Seeing (or ‘listening’) in the radio range is also important – especially from a SETI perspective. As well as searching for biosignatures that could come from very simple forms of life such as bacteria, we also look for technosignatures – those that could only come from an advanced civilization. If such a civilization decides to broadcast its existence in the way that humans have done since the middle of the twentieth century, it will probably use radio signals to do so. Thus, radio telescopes come into their own in the search for intelligence in the universe. Well-known radio telescopes include Jodrell Bank in Cheshire, England, and the Arecibo telescope in Puerto Rico, the latter now lamentably defunct following damage sustained in 2020. It gave its name to the famous Arecibo message broadcast by it into space in 1974. There are also large arrays of radio telescopes – for example ASKAP (Australian Square Kilometre Array Pathfinder), located about 700 kilometres north of the city of Perth, which started observing the sky in 2012.

A Working Definition of Life

We are about to feel the multidisciplinary nature of the search for extraterrestrial life that I mentioned at the outset, because we are about to move from the astronomical realm to its biological counterpart. In particular, we are going to move from the telescopes used in the search for habitable planets – and ultimately the life that’s on some of them – to the search for a workable definition of life. How can we search for life if we can’t define it? And yet the task of defining life is not an easy one – even in the restricted context of planet Earth (are viruses alive?). It’s more difficult again to attempt a definition that will work in a cosmic context. But an imperfect definition is better than nothing – so here goes.

One way of looking at a definition is as an abstract generalization about a class of entities that’s based on prior knowledge of many concrete individual entities of the sort concerned. So, let’s start with a list of ‘concrete’ living entities – organisms – on our home planet. Not a complete list, of course, for that would include more than a million names. But we don’t need a complete list, nor even a particularly lengthy one. A short one will suffice, and indeed is preferable, in terms of not drowning in detail. Here it is: humans, snails, whales, trees, toadstools, and bacteria.

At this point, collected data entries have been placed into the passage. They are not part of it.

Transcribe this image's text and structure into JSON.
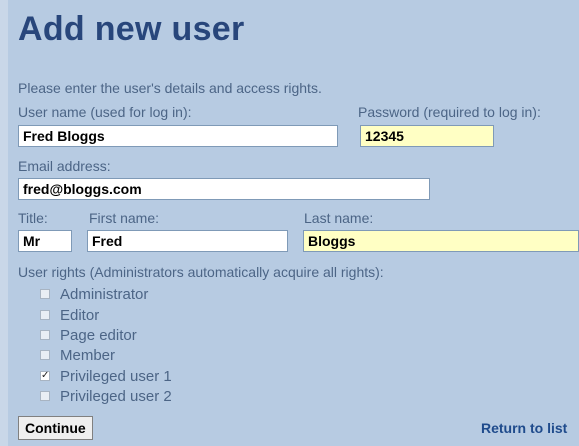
{
  "page": {
    "title": "Add new user",
    "intro": "Please enter the user's details and access rights."
  },
  "form": {
    "username": {
      "label": "User name (used for log in):",
      "value": "Fred Bloggs"
    },
    "password": {
      "label": "Password (required to log in):",
      "value": "12345"
    },
    "email": {
      "label": "Email address:",
      "value": "fred@bloggs.com"
    },
    "title": {
      "label": "Title:",
      "value": "Mr"
    },
    "first_name": {
      "label": "First name:",
      "value": "Fred"
    },
    "last_name": {
      "label": "Last name:",
      "value": "Bloggs"
    },
    "rights_label": "User rights (Administrators automatically acquire all rights):",
    "rights": [
      {
        "label": "Administrator",
        "checked": false
      },
      {
        "label": "Editor",
        "checked": false
      },
      {
        "label": "Page editor",
        "checked": false
      },
      {
        "label": "Member",
        "checked": false
      },
      {
        "label": "Privileged user 1",
        "checked": true
      },
      {
        "label": "Privileged user 2",
        "checked": false
      }
    ]
  },
  "actions": {
    "continue_label": "Continue",
    "return_label": "Return to list"
  },
  "colors": {
    "background": "#b7cbe2",
    "heading": "#28467b",
    "label": "#4c6586",
    "highlight_field": "#ffffc4",
    "link": "#1f4b8c"
  }
}
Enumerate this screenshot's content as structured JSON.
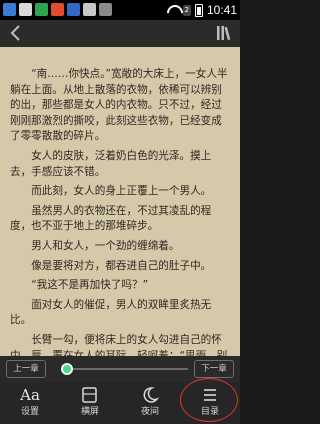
{
  "status_bar": {
    "time": "10:41",
    "sim_label": "2"
  },
  "top_bar": {
    "back_icon": "back-arrow-icon",
    "bookshelf_icon": "bookshelf-icon"
  },
  "content": {
    "paragraphs": [
      "“南……你快点。”宽敞的大床上，一女人半躺在上面。从地上散落的衣物，依稀可以辨别的出，那些都是女人的内衣物。只不过，经过刚刚那激烈的撕咬，此刻这些衣物，已经变成了零零散散的碎片。",
      "女人的皮肤，泛着奶白色的光泽。摸上去，手感应该不错。",
      "而此刻，女人的身上正覆上一个男人。",
      "虽然男人的衣物还在，不过其凌乱的程度，也不亚于地上的那堆碎步。",
      "男人和女人，一个劲的缠绵着。",
      "像是要将对方，都吞进自己的肚子中。",
      "“我这不是再加快了吗？”",
      "面对女人的催促，男人的双眸里炙热无比。",
      "长臂一勾，便将床上的女人勾进自己的怀中。唇，覆在女人的耳际，轻呵着：“思雨，别这么急。”"
    ]
  },
  "progress": {
    "prev_label": "上一章",
    "next_label": "下一章",
    "value_fraction": 0.04
  },
  "bottom_nav": {
    "items": [
      {
        "label": "设置",
        "icon": "font-settings-icon",
        "glyph": "Aa"
      },
      {
        "label": "横屏",
        "icon": "landscape-icon"
      },
      {
        "label": "夜间",
        "icon": "night-mode-icon"
      },
      {
        "label": "目录",
        "icon": "table-of-contents-icon"
      }
    ]
  },
  "colors": {
    "page_background": "#d6c9a9",
    "slider_accent": "#3fc87a",
    "highlight_ring": "#e0342d"
  }
}
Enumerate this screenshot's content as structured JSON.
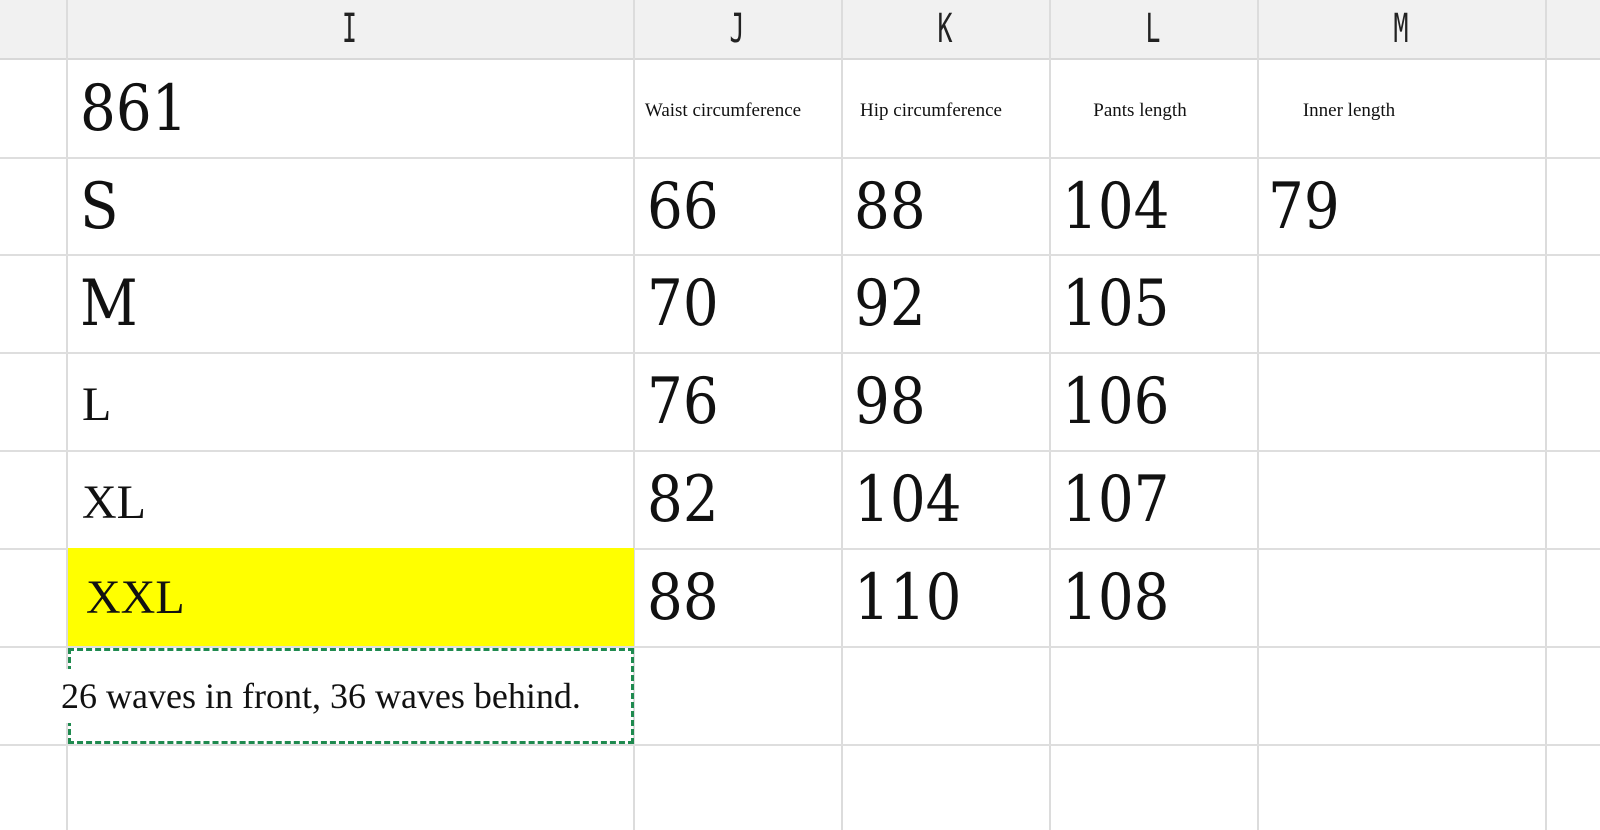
{
  "columns": [
    "I",
    "J",
    "K",
    "L",
    "M"
  ],
  "row1": {
    "style": "861",
    "headers": [
      "Waist circumference",
      "Hip circumference",
      "Pants length",
      "Inner length"
    ]
  },
  "sizes": [
    {
      "label": "S",
      "waist": "66",
      "hip": "88",
      "length": "104",
      "inner": "79"
    },
    {
      "label": "M",
      "waist": "70",
      "hip": "92",
      "length": "105",
      "inner": ""
    },
    {
      "label": "L",
      "waist": "76",
      "hip": "98",
      "length": "106",
      "inner": ""
    },
    {
      "label": "XL",
      "waist": "82",
      "hip": "104",
      "length": "107",
      "inner": ""
    },
    {
      "label": "XXL",
      "waist": "88",
      "hip": "110",
      "length": "108",
      "inner": ""
    }
  ],
  "note": "26 waves in front, 36 waves behind.",
  "highlight_color": "#ffff00",
  "selection_border_color": "#1f8a4f"
}
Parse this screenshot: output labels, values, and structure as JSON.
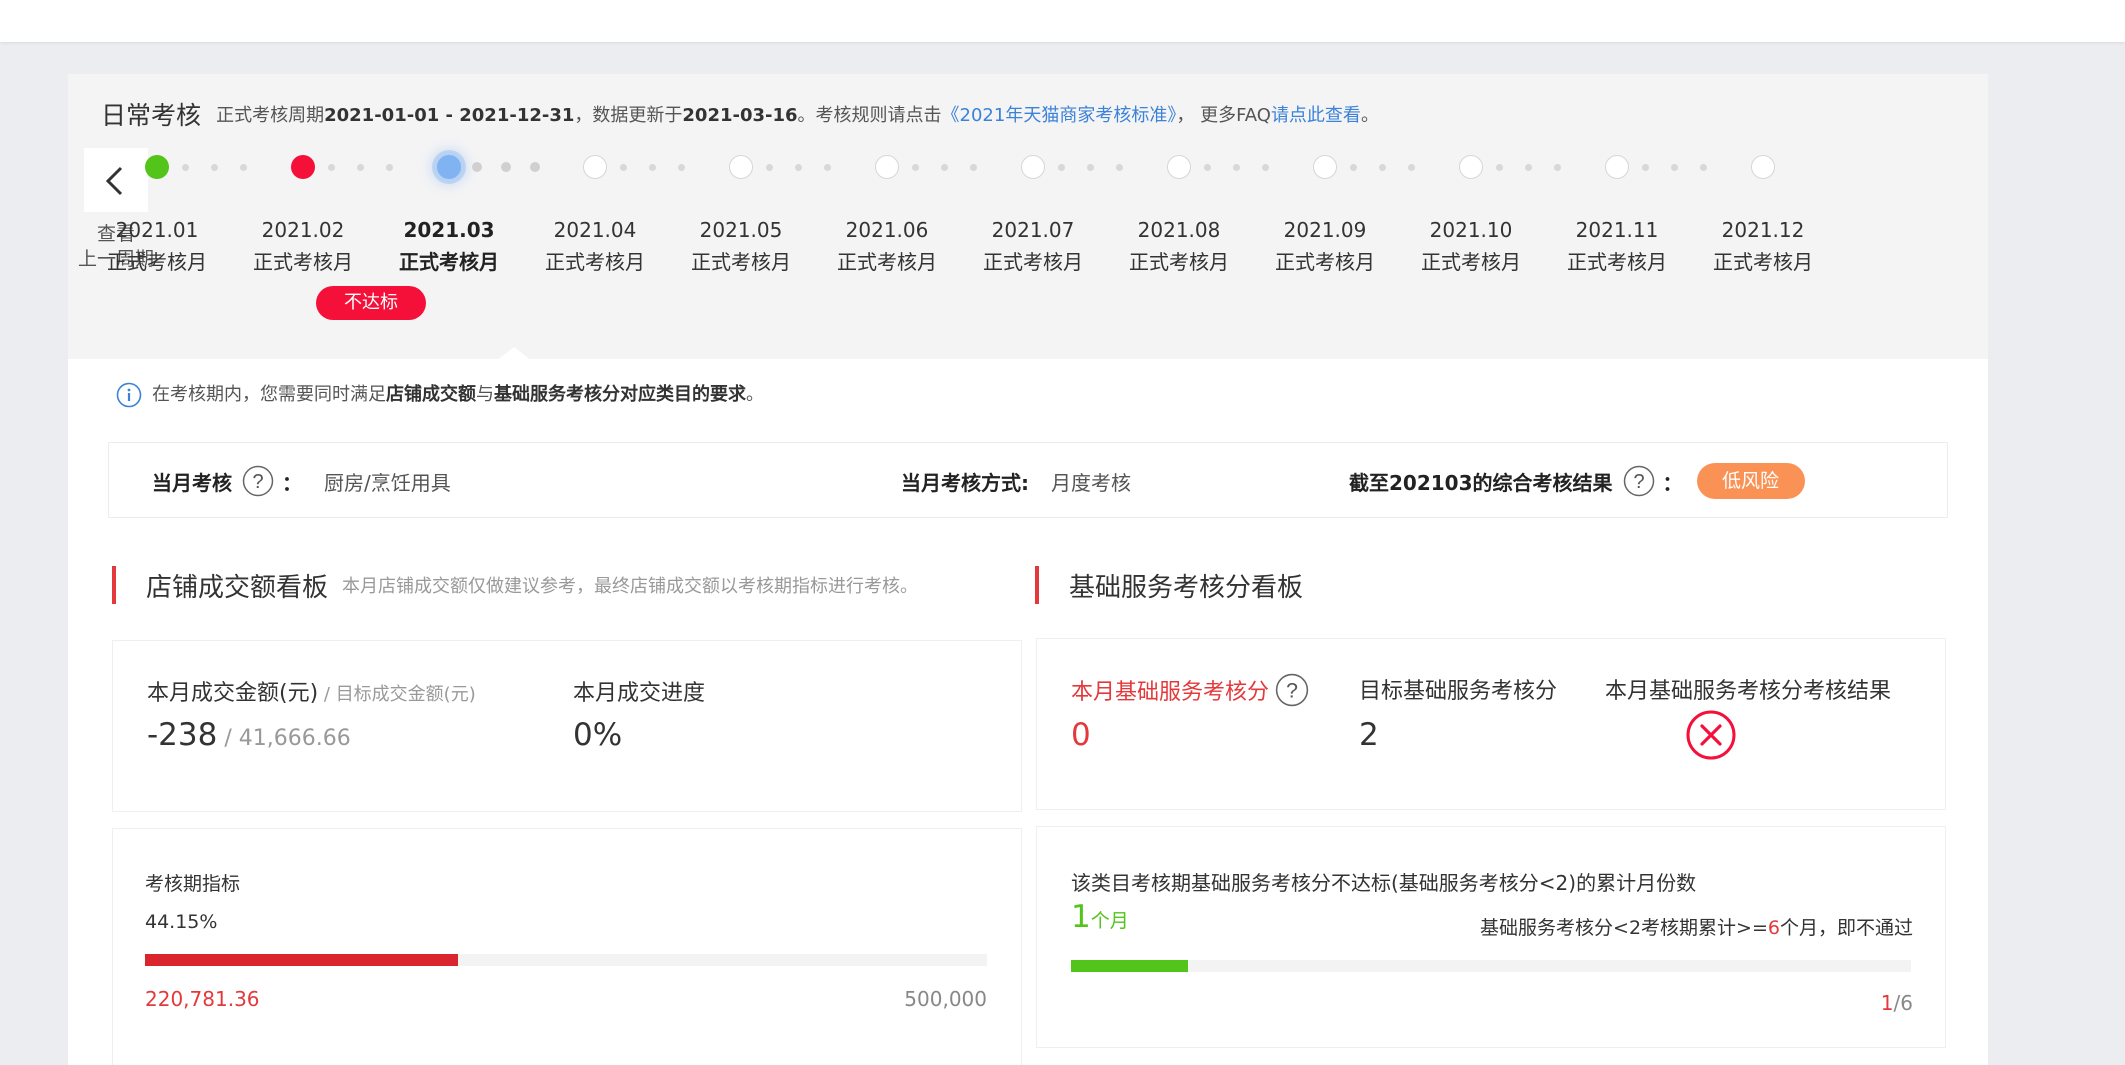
{
  "header": {
    "title": "日常考核",
    "period_prefix": "正式考核周期",
    "period": "2021-01-01 - 2021-12-31",
    "updated_prefix": "，数据更新于",
    "updated": "2021-03-16",
    "rules_prefix": "。考核规则请点击",
    "rules_link": "《2021年天猫商家考核标准》",
    "faq_prefix": "，  更多FAQ",
    "faq_link": "请点此查看",
    "faq_suffix": "。"
  },
  "prev_cycle": {
    "line1": "查看",
    "line2": "上一周期",
    "icon": "chevron-left-icon"
  },
  "timeline": [
    {
      "date": "2021.01",
      "label": "正式考核月",
      "status": "pass"
    },
    {
      "date": "2021.02",
      "label": "正式考核月",
      "status": "fail",
      "badge": "不达标"
    },
    {
      "date": "2021.03",
      "label": "正式考核月",
      "status": "current"
    },
    {
      "date": "2021.04",
      "label": "正式考核月",
      "status": "future"
    },
    {
      "date": "2021.05",
      "label": "正式考核月",
      "status": "future"
    },
    {
      "date": "2021.06",
      "label": "正式考核月",
      "status": "future"
    },
    {
      "date": "2021.07",
      "label": "正式考核月",
      "status": "future"
    },
    {
      "date": "2021.08",
      "label": "正式考核月",
      "status": "future"
    },
    {
      "date": "2021.09",
      "label": "正式考核月",
      "status": "future"
    },
    {
      "date": "2021.10",
      "label": "正式考核月",
      "status": "future"
    },
    {
      "date": "2021.11",
      "label": "正式考核月",
      "status": "future"
    },
    {
      "date": "2021.12",
      "label": "正式考核月",
      "status": "future"
    }
  ],
  "note": {
    "prefix": "在考核期内，您需要同时满足",
    "bold1": "店铺成交额",
    "mid": "与",
    "bold2": "基础服务考核分对应类目的要求",
    "suffix": "。"
  },
  "summary": {
    "month_label": "当月考核",
    "month_colon": "：",
    "month_value": "厨房/烹饪用具",
    "method_label": "当月考核方式:",
    "method_value": "月度考核",
    "result_label": "截至202103的综合考核结果",
    "result_colon": "：",
    "risk": "低风险"
  },
  "sales": {
    "title": "店铺成交额看板",
    "subtitle": "本月店铺成交额仅做建议参考，最终店铺成交额以考核期指标进行考核。",
    "amount_label": "本月成交金额(元)",
    "slash": " / ",
    "target_label": "目标成交金额(元)",
    "amount": "-238",
    "target": "41,666.66",
    "progress_label": "本月成交进度",
    "progress": "0%",
    "period_label": "考核期指标",
    "period_percent": "44.15%",
    "period_fraction": 0.3716,
    "period_current": "220,781.36",
    "period_target": "500,000"
  },
  "service": {
    "title": "基础服务考核分看板",
    "score_label": "本月基础服务考核分",
    "score": "0",
    "target_label": "目标基础服务考核分",
    "target": "2",
    "result_label": "本月基础服务考核分考核结果",
    "result_icon": "fail-x-icon",
    "fail_label": "该类目考核期基础服务考核分不达标(基础服务考核分<2)的累计月份数",
    "fail_count": "1",
    "fail_unit": "个月",
    "rule_prefix": "基础服务考核分<2考核期累计>=",
    "rule_num": "6",
    "rule_suffix": "个月，即不通过",
    "fail_fraction": 0.1389,
    "count_current": "1",
    "count_total": "/6"
  },
  "colors": {
    "pass": "#52c41a",
    "fail": "#f5103a",
    "current": "#7fb3f2",
    "accent_red": "#e4393c",
    "risk_orange": "#fb9255",
    "link": "#3b82d8"
  }
}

A definition of ‘X’ – in this case ‘life’ – only works if we also have entities that we know are ‘not X’, which in this case means ‘not life’, or alternatively ‘inert objects’. Here’s a short list of such objects, all of which are generally agreed not to be living things: rocks, clouds, cars, smoke, and water. Of course, some of these entities might contain life forms – for example a cloud might contain airborne microbes – but that’s not the same thing as a cloud actually being a living organism itself. And in one case – cars – they’re made by life forms, but again that’s something different.

So, the question is this: how do we word an abstract definition of life so that it includes all of the things that we think of as living and none of those that we think are not? There are different ways of doing this, and I have no intention of surveying them all. That would be both boring and pointless. Instead, I will focus on the definition that I think works best. I call it the RIM definition of life. These letters stand for the following three attributes of life forms: Reproduction, Inheritance, Metabolism. So, an entity that has all three RIM attributes is alive, while an entity with none of them is not. We’ll get to the annoying grey area in the middle shortly.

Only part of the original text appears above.